2 1/2 C. unbleached flour
2 t. baking powder
3/4 t. baking soda
3/4 t. salt
1/2 t. allspice
1 3/4 t. cinnamon
1/2 t. ground cloves
2 t. nutmeg
6 oz. (1 1/2 sticks) unsalted butter, room temperature
1 1/2 C. sugar
3 eggs, separated, at room temperature
1/2 C. maple syrup
1 3/4 C. canned pumpkin (not pie filling)
1/2 t. maple flavoring

Caramel Sauce, optional (recipe follows)
Candied Pecans, optional (recipe follows)

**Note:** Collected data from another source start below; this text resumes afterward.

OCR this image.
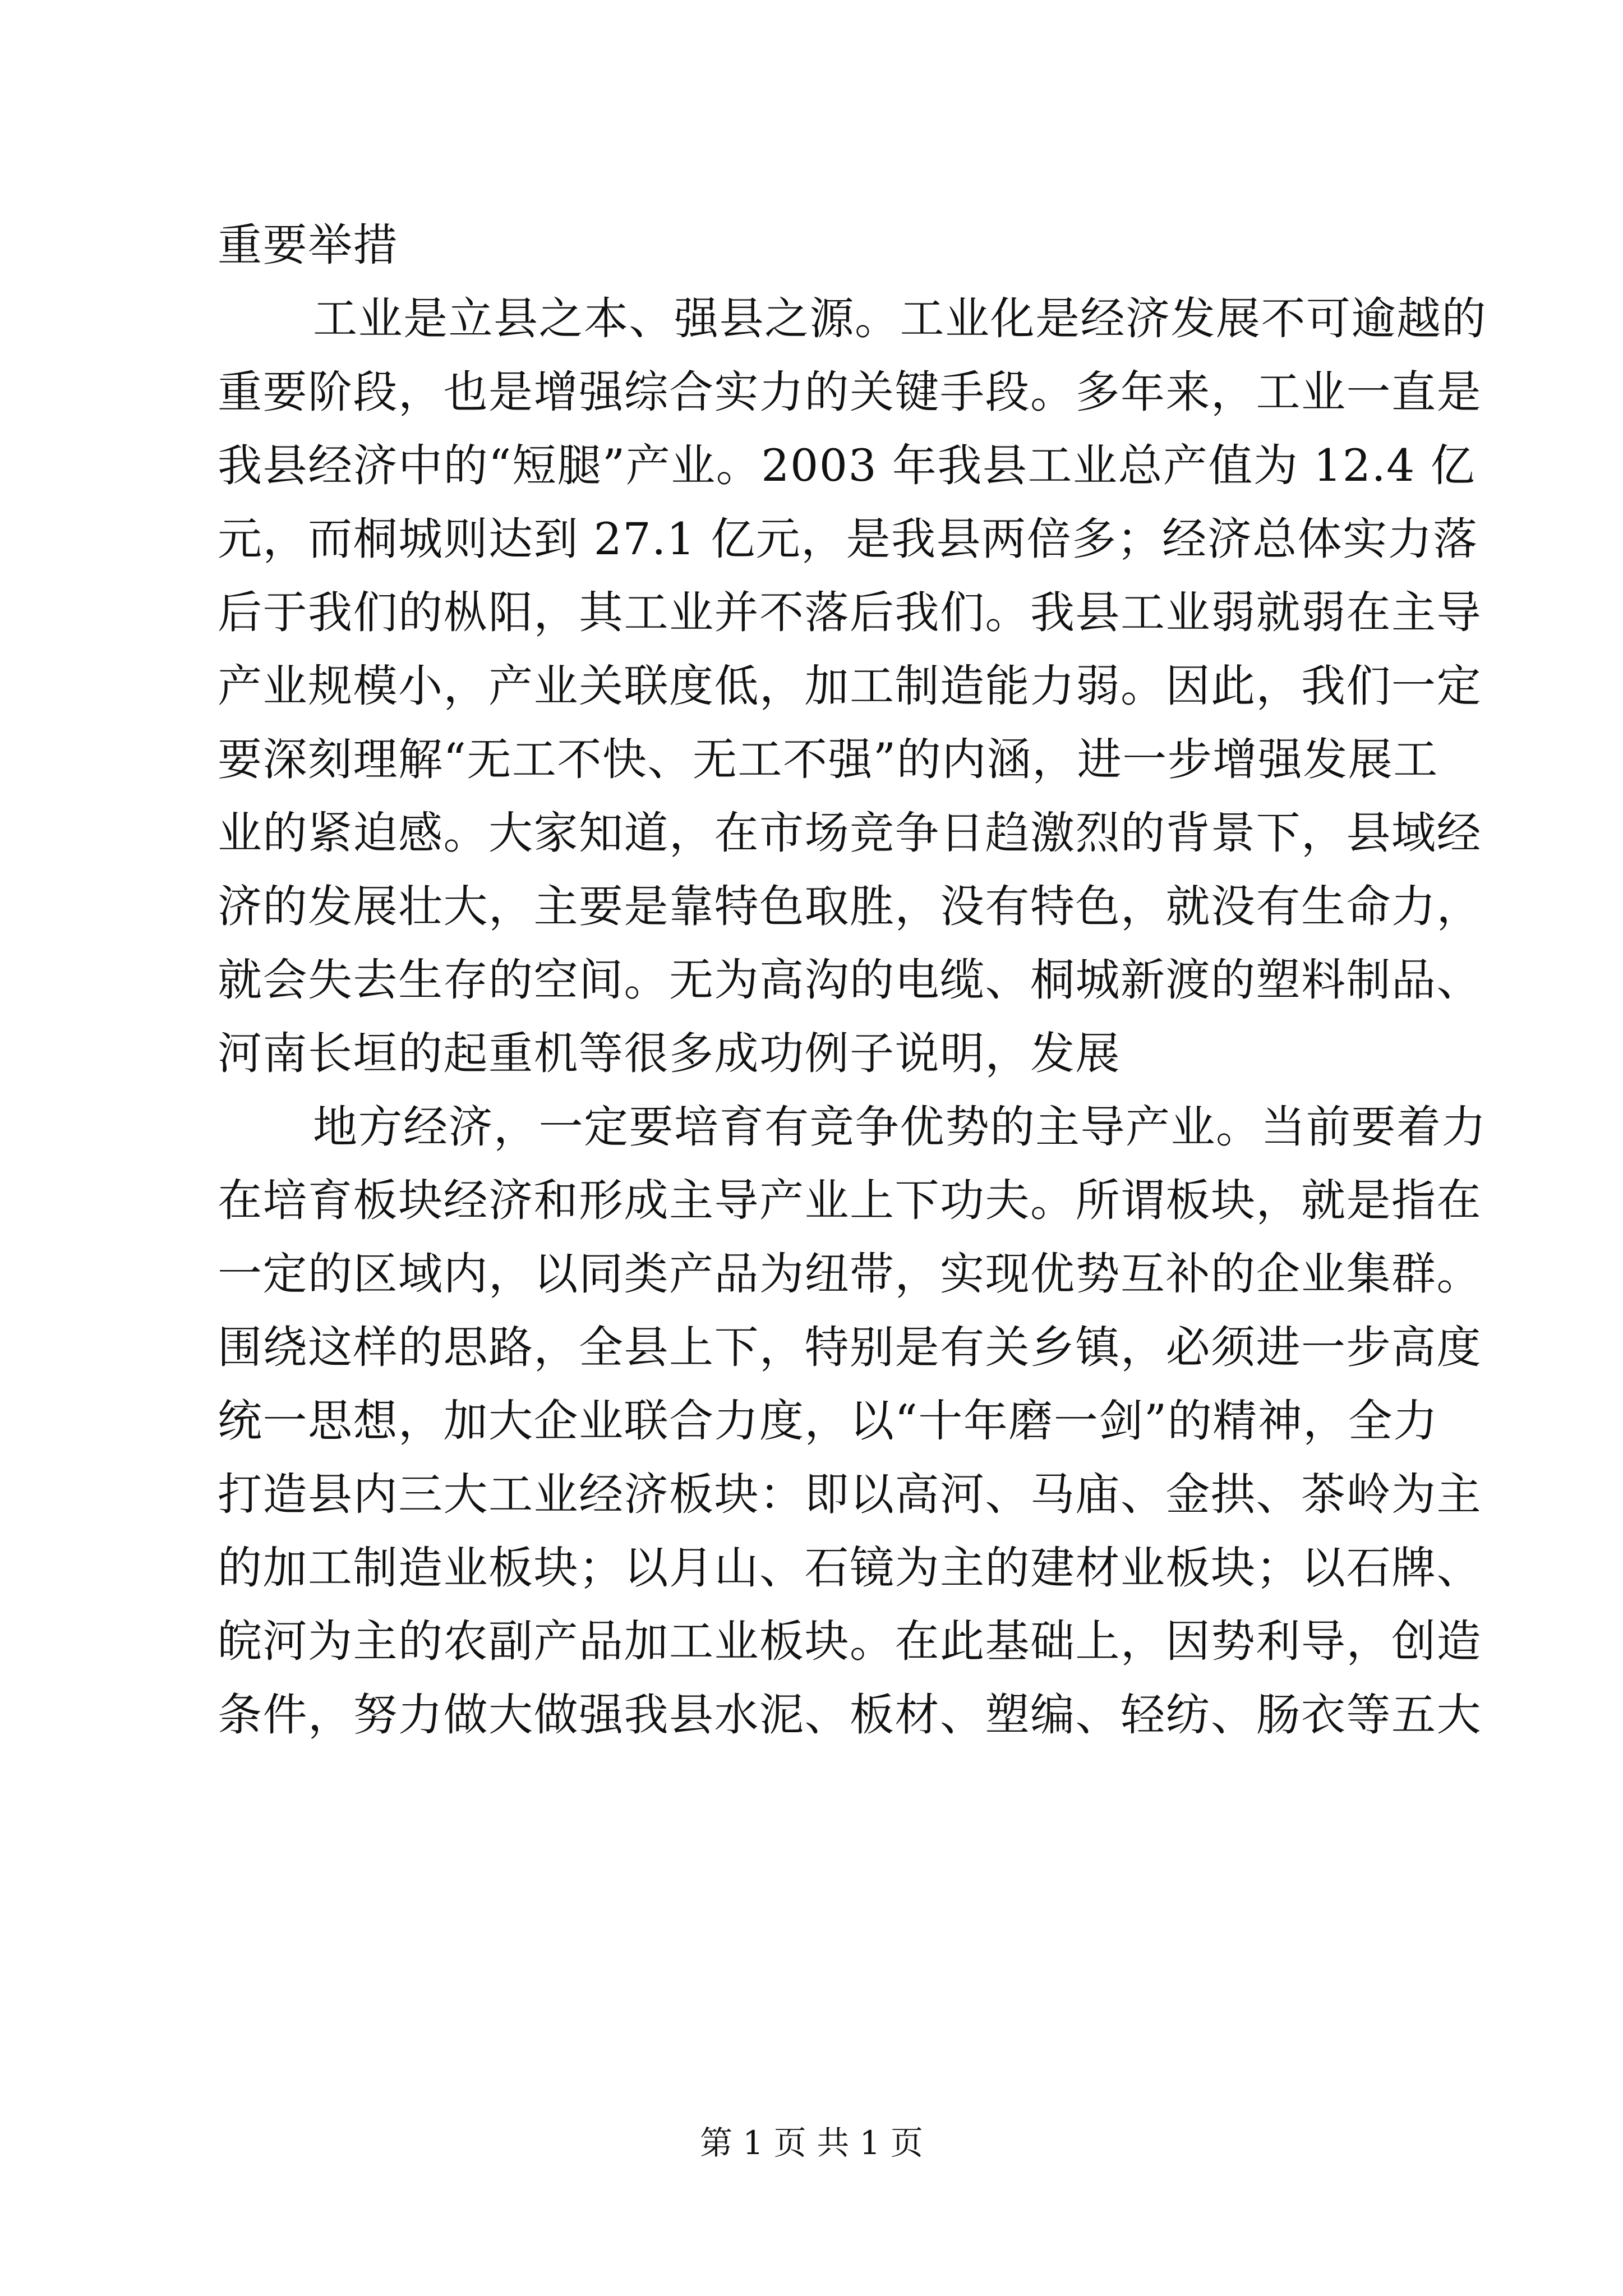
重要举措
工业是立县之本、强县之源。工业化是经济发展不可逾越的
重要阶段，也是增强综合实力的关键手段。多年来，工业一直是
我县经济中的“短腿”产业。2003 年我县工业总产值为 12.4 亿
元，而桐城则达到 27.1 亿元，是我县两倍多；经济总体实力落
后于我们的枞阳，其工业并不落后我们。我县工业弱就弱在主导
产业规模小，产业关联度低，加工制造能力弱。因此，我们一定
要深刻理解“无工不快、无工不强”的内涵，进一步增强发展工
业的紧迫感。大家知道，在市场竞争日趋激烈的背景下，县域经
济的发展壮大，主要是靠特色取胜，没有特色，就没有生命力，
就会失去生存的空间。无为高沟的电缆、桐城新渡的塑料制品、
河南长垣的起重机等很多成功例子说明，发展
地方经济，一定要培育有竞争优势的主导产业。当前要着力
在培育板块经济和形成主导产业上下功夫。所谓板块，就是指在
一定的区域内，以同类产品为纽带，实现优势互补的企业集群。
围绕这样的思路，全县上下，特别是有关乡镇，必须进一步高度
统一思想，加大企业联合力度，以“十年磨一剑”的精神，全力
打造县内三大工业经济板块：即以高河、马庙、金拱、茶岭为主
的加工制造业板块；以月山、石镜为主的建材业板块；以石牌、
皖河为主的农副产品加工业板块。在此基础上，因势利导，创造
条件，努力做大做强我县水泥、板材、塑编、轻纺、肠衣等五大
第 1 页 共 1 页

Position rack in center of oven and preheat to 350° F. Line a 9-inch springform pan with parchment or wax paper. Butter pan and paper. Sift together flour, baking powder, baking soda, salt, allspice, cinnamon, cloves and nutmeg. With a mixer, cream butter and sugar until light and fluffy. Add egg yolks one at a time, beating for 1 minute after each addition. Add syrup, pumpkin and maple flavoring, and mix until combined.

In a separate, clean bowl, beat whites until soft peaks form. Fold flour mixture into butter mixture, then fold in whites. Pour into pan and bake for 50 to 60 minutes, until pick comes out clean. Cool cake for 30 minutes. Serve plain or top slices with Caramel Sauce and Candied Pecans.

Candied Pecans

6 C. large pecan pieces
3/4 C. sugar
3/4 C. brown sugar
3/4 t. salt
4 t. cinnamon
1/2 C. melted margarine

Preheat oven to 325° F. In a bowl, combine all ingredients, tossing until well-mixed. Spread evenly on a baking sheet and bake, tossing frequently, for 10 to 12 minutes, until pecans are crunchy. Cool thoroughly before storing in an airtight container.

Caramel Sauce

2 1/2 C. sugar
1/4 C. water
3 C. whipping cream
2 t. vanilla
1/4 C. plus 2 T. maple syrup
2 t. maple flavoring
2 T. lemon juice
1/2 t. salt

Put sugar and water in a nonreactive pan over medium-low heat, and stir until sugar dissolves. Cover pan and cook, checking frequently,10 to 15 minutes until mixture turns amber. Remove lid and cook, watching closely, until it is deep amber. Keep warm over lowest setting. In a pan over low heat, combine cream, vanilla, syrup, flavoring, lemon juice and salt. Add caramelized sugar in a thin stream, stirring. Simmer for 5 minutes. Store refrigerated; bring to room temperature before serving.

Makes 12 servings. You should only need half of the nuts, so you can half the recipe if you desire.